“The dance between darkness and light will always remain— the stars and the moon will always need the darkness to be seen, the darkness will just not be worth having without the moon and the stars.” – C. JoyBell.C
Ever since the ancient times, our ancestors have believed in duality of nature. Darkness and light, sun and moon, sky and earth, male and female, yin-yang. We didn’t necessarily comprehend the scientific basis of duality, but we definitely understood the more philosophical and intuitional concept of ‘balance’. Every natural force has a counterpart, an entity to keep it in check. And since our world is a delicate and mysterious balance of science and philosophy equal part, there surely needs to exist a scientific basis for this phenomenon.
The term antimatter was first coined by Arthur Schuster in 1898. So what exactly is antimatter?
On an elementary level, it’s the opposite of matter. Now given that the scientific notion of ‘matter’ is integral for our discussion rather than the literal one, matter refers to anything that has mass, and occupies space. Now this doesn’t imply that antimatter is something that doesn’t have mass or doesn’t occupy space, more like its intrinsic properties will be opposing that of matter.
Matter is built up by atoms. Whether it’s the laptop I’m writing this essay on, whether it’s the charger I’ve already tripped on twice, or even me, we’re all matter and we’re all made up of atoms. Atoms combine to form molecules, molecules combine to form elements and elements together create this beautiful world we live in. Now the atom, according to Dalton’s theory was believed to be the smallest indivisible constituent of matter. But in 1895, when the electron was discovered by J.J Thomson, the world of atomic and nuclear physics changed. Now atom was known to possess constituent particles, namely electrons protons and neutrons.
The proton is a positively charged particle with a mass of around 1.6*10^-27kg which is, well, very less. The neutron is charge-less entity with nearly the same mass. Together the neutron and the proton form the nucleus. The electron, which is a negatively charged particle with a mass of around 9.1*10^-31 kg, even less than a proton, revolves around the neutron in a circular path, known as orbit. This is the internal structure of an atom. As of now an electron is known to be the smallest indivisible constituent of matter. But oh well, who knows….
Now you may be wondering what’s so intriguing and mysterious about these scientifically established facts, but here’s where our story takes a turn. Like every good story ours too has a hero, and a villain. And this villain, as you might have guessed, is antimatter. Personally I nicknamed it as the ‘annihilator’. Pretty good villain name plus that’s what it exactly does. Annihilates matter (pretty intense sibling rivalry).
As it turns out, when the universe was created there were equal amounts of matter, antimatter and dark matter (story for another day) floating up in space. Somehow even after huge amounts of mutual annihilation, enough matter survived to create the solar system and our living world, whereas the antimatter, not so lucky. It remained in space in very miniscule amounts, about 0.03%, but given the size of the universe, it was enough to carry researches on.
Antimatter was first thought of in 1928 by English physicist Paul Dirac, who New Scientist magazine called “the greatest British theorist since Sir Isaac Newton.” Dirac put together Einstein’s relativity equation (which postulates light is the fastest-moving thing in the universe) and quantum mechanics (which describes what happens in an atom), according to the magazine. He discovered the equation worked for electrons with negative charge or with protons having positive charges. Coming to how antimatter works. Suppose you were to ever come in contact with a body made up of your anti-particles (particles opposite in charge to the ones that make up your body), it is going to be Boom, gone. Boom, as in a huge explosion with lot of energy released and gone as in no trace left of either body. The energy released is even more than nuclear energy, which we all know the scope of (atomic bombs, hydrogen bombs, Hiroshima-Nagasaki, nasty stuff). Nuclear energy is not always used for highly destructive-million dollar- mega machines. Its also used for rocket propulsion, or as a fuel for any spacecraft.
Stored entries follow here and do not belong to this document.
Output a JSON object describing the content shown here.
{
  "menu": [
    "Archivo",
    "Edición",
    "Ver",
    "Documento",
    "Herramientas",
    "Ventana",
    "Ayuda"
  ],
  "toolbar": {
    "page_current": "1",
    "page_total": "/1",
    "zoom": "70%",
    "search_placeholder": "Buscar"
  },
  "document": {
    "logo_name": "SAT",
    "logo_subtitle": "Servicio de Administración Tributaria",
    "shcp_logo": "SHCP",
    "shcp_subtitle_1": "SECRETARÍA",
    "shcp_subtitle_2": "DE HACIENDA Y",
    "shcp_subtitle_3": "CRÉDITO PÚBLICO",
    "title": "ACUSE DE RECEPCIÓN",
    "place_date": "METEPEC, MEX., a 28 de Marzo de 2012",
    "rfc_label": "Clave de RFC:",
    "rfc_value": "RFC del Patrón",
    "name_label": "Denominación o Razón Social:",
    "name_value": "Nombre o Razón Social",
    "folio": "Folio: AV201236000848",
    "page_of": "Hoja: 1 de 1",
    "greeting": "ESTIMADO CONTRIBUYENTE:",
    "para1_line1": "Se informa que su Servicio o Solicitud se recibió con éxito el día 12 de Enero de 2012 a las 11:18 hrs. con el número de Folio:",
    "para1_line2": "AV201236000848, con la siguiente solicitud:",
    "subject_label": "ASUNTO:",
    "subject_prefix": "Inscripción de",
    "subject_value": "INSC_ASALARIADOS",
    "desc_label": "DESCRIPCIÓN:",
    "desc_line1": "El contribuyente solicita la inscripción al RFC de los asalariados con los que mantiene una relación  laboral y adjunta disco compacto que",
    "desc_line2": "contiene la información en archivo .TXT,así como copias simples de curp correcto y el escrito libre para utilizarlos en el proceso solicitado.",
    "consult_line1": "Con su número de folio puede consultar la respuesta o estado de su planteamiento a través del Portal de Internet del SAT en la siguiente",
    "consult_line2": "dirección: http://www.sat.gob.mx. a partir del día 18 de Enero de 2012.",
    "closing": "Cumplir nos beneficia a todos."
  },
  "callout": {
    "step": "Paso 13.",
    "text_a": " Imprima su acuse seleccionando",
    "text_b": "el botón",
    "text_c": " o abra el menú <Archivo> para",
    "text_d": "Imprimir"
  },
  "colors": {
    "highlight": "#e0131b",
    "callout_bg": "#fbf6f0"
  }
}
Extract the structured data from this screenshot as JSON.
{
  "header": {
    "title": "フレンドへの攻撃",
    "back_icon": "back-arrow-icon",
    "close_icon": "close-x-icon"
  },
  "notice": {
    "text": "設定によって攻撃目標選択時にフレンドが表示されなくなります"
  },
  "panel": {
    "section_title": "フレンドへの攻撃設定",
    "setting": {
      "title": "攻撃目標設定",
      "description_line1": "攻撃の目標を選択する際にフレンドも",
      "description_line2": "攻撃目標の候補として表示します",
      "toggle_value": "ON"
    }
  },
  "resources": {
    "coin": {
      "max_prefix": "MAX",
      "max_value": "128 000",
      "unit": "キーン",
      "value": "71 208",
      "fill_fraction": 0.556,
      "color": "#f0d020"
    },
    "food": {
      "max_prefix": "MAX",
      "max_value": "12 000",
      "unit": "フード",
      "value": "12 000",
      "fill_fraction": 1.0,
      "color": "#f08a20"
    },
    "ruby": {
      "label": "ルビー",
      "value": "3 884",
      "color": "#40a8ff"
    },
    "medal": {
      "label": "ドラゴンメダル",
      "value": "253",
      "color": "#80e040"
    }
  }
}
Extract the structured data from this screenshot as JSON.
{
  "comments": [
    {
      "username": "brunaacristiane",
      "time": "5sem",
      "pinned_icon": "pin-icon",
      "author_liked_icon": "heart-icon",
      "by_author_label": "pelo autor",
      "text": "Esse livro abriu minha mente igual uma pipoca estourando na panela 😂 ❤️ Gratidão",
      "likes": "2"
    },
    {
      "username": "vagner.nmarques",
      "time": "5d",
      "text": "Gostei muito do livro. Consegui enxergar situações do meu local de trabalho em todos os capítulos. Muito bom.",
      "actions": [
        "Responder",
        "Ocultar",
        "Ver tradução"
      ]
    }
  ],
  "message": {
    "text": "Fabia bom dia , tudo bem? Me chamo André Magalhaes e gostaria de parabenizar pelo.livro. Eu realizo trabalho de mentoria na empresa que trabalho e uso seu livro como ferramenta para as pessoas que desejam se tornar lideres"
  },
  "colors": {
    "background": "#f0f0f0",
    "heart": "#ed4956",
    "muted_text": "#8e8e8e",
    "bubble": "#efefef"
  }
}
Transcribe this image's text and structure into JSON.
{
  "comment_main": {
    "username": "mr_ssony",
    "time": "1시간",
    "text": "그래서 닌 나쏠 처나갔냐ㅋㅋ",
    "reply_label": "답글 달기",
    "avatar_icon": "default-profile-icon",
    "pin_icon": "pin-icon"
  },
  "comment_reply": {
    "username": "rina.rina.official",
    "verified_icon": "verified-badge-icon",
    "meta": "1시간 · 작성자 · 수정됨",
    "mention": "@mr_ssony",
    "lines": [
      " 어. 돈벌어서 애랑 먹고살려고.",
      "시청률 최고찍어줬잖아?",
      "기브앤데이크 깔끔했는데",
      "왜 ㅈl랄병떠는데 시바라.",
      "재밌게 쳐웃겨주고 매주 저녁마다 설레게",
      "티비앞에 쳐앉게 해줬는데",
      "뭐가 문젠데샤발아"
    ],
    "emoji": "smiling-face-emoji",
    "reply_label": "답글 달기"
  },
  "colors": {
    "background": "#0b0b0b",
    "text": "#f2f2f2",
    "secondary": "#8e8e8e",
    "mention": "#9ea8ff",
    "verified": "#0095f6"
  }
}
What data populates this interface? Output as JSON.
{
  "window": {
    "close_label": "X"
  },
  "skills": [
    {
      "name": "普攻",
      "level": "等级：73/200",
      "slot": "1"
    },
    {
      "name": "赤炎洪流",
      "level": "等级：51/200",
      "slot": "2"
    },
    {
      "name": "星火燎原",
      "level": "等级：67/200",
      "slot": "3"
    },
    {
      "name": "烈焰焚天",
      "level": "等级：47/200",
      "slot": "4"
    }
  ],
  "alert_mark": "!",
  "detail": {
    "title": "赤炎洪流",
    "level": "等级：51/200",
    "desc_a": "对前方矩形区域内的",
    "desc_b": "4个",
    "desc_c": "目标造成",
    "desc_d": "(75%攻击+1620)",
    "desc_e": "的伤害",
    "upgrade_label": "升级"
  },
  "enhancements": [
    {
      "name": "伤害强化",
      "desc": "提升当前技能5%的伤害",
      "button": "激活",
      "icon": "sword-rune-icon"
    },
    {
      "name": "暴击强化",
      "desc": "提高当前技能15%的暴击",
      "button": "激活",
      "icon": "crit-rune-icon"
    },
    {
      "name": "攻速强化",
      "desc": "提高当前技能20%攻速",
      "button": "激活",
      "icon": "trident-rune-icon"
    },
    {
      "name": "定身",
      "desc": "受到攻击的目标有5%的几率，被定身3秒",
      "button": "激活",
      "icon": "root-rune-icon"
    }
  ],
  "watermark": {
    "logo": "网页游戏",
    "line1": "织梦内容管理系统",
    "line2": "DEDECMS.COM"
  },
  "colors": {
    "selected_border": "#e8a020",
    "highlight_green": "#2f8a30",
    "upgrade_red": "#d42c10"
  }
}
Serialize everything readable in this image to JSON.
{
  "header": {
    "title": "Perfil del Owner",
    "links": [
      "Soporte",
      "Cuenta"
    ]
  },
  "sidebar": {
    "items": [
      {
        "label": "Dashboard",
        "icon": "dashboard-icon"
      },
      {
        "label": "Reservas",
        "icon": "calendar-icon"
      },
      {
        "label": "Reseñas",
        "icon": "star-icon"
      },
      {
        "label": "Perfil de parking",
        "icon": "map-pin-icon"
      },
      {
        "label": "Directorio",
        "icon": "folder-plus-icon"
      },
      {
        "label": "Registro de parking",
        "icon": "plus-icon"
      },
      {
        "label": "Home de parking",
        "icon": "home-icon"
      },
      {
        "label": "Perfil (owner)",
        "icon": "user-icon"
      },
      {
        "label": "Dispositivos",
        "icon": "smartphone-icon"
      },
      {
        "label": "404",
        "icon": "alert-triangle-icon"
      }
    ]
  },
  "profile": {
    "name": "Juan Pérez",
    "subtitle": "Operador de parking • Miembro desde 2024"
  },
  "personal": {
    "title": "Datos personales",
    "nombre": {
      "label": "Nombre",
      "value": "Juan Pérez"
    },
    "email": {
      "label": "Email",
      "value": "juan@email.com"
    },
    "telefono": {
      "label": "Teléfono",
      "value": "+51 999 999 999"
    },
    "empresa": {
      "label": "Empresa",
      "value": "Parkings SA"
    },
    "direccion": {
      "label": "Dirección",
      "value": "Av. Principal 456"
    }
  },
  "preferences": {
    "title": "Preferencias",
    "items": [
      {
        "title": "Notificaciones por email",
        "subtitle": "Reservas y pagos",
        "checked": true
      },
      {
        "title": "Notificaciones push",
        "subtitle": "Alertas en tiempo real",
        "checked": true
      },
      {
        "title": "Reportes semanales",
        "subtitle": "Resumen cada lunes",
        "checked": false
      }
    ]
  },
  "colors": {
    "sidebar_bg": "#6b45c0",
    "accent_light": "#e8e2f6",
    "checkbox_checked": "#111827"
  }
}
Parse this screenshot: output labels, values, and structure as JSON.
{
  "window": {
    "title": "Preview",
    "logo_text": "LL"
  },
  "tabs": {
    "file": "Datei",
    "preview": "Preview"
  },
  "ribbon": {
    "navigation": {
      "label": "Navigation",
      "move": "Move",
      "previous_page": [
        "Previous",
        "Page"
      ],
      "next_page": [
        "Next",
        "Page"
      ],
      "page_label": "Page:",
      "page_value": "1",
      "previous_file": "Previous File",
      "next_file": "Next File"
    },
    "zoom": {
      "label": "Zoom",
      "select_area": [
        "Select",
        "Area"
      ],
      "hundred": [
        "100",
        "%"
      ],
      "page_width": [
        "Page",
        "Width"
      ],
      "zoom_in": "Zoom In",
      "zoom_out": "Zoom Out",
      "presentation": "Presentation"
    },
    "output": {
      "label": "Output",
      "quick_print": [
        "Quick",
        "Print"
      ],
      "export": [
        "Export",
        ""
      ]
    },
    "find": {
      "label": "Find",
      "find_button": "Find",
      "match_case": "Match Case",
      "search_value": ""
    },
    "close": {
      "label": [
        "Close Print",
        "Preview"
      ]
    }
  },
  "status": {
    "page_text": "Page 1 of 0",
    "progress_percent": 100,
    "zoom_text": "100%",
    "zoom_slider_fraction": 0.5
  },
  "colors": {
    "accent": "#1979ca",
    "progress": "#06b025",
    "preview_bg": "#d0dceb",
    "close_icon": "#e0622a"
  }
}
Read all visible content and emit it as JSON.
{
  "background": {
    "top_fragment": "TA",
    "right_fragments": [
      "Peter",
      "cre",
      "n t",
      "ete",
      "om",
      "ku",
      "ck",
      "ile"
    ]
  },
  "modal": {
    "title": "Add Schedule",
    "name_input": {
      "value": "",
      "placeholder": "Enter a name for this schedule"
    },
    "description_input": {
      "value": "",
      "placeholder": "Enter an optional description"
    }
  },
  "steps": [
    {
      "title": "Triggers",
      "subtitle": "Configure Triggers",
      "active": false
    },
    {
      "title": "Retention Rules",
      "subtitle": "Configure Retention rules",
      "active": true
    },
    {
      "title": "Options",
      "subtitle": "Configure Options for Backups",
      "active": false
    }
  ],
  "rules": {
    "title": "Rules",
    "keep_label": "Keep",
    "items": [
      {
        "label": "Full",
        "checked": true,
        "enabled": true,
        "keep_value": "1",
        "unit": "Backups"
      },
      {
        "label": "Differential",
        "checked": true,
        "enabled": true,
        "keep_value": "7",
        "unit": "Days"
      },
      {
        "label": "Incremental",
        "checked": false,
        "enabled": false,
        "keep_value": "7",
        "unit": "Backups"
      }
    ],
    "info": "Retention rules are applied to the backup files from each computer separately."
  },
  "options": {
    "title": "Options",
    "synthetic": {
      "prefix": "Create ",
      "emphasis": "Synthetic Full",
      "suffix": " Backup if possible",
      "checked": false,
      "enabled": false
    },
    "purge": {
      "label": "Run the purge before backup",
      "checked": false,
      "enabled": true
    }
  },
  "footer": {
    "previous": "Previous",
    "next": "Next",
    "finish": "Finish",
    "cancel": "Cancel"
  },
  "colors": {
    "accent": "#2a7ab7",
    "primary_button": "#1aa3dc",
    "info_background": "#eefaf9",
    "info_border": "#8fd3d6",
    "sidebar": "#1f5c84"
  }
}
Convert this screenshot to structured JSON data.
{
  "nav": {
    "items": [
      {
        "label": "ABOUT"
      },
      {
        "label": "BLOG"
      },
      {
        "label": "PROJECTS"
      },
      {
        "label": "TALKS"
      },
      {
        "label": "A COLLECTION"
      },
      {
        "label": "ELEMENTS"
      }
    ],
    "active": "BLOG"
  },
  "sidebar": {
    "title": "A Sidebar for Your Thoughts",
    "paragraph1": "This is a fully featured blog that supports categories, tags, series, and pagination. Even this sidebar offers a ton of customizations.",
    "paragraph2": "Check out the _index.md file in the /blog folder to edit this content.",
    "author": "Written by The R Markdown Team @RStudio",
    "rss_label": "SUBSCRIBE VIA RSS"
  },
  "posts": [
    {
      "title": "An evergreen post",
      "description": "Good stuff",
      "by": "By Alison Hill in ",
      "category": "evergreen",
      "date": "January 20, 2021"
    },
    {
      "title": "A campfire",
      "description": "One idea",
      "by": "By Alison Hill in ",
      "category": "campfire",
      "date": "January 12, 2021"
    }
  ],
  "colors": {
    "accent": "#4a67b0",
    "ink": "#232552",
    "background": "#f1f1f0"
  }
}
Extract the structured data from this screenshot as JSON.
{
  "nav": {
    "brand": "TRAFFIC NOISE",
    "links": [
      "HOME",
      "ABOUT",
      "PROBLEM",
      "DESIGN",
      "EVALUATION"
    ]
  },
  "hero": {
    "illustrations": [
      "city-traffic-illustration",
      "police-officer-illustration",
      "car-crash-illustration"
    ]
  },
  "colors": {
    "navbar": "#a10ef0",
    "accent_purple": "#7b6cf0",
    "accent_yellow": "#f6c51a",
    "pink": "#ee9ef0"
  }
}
And this fact is what inspired scientists to think along the same lines for antimatter.
The design requires pellets of deuterium and tritium (heavy hydrogen isotopes with one or two neutrons in their nuclei, unlike common hydrogen that has no neutrons). An antiproton beam would then be beamed into the pellets, which would bash against a layer of uranium embedded inside. After the antiprotons strike the uranium, both would be destroyed and create fission products that would spark a fusion reaction. Properly directed, this could make a spacecraft move.
NASA cautions there is a huge drawback to this idea: it takes about $100 billion to create a milligram of antimatter. While research can make do with a lot less antimatter, this is the minimum that would be needed for application.
“To be commercially viable, this price would have to drop by about a factor of 10,000,” an agency wrote. Power generation creates another headache: “It costs far more energy to create antimatter than the energy one could get back from an antimatter reaction.”
Now every science theory, experiment, thesis or discovery is always going to have pros and cons, but personally as a budding scientist with a passionate interest in space technology, I aspire to work with this idea, or at least help in developing it further.